The company has already undertaken a risk assessment, Tata Steel managing director and chief executive officer T V Narendran said. "There are few consumables we source from China. We have already carried out a risk assessment and are comfortable till April. Our operations have not been affected," he said on the sidelines of CII's annual regional meeting here on Saturday evening.
The company has also placed orders with alternate sources like Brazil and Turkey even price is higher in these markets, he said.
Refractory, steel mill rolls, electrodes and manganese are sourced from China, according to company officials. Speaking about the market situation, Narendran said
the steel industry was hoping to reclaim peak prices by September as demand for the metal was recovering, but coronavirus outbreak poses a challenge.
He said prices of steel were being pushed up every month and would have continued if the virus scare was not there. "In March, we pushed up too, but customers are pushing
back," he said.
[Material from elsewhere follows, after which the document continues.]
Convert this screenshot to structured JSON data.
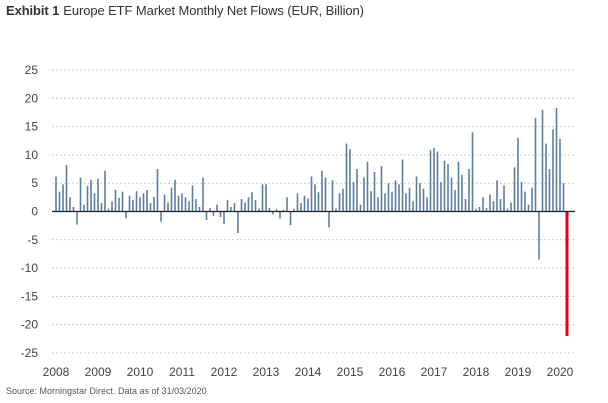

After touching a low of Rs 32,250 a tonne in last November, steel prices has reached around Rs 37,000 a tonne now. It still remains lower than last year's peak level of Rs 46,000 a tonne.
About 20-30 million inventory build-up in China remains a concern, he said, adding that it needs to be followed whether the volume would get consumed in the home
market or be exported. South East Asian market has reacted the most and prices have dropped there, he said.
"If you leave the virus out, we were seeing green shoots in the economy. Things were picking up in multiple areas," Narendran said.
All sectors except auto were showing improvement in terms of demand, he said. Narendran expected the demand from the auto segment
will come back as well by September and by then, the response from the launch of BS VI cars would be clear.
Auto accounts for 15-16 per cent of steel end-use.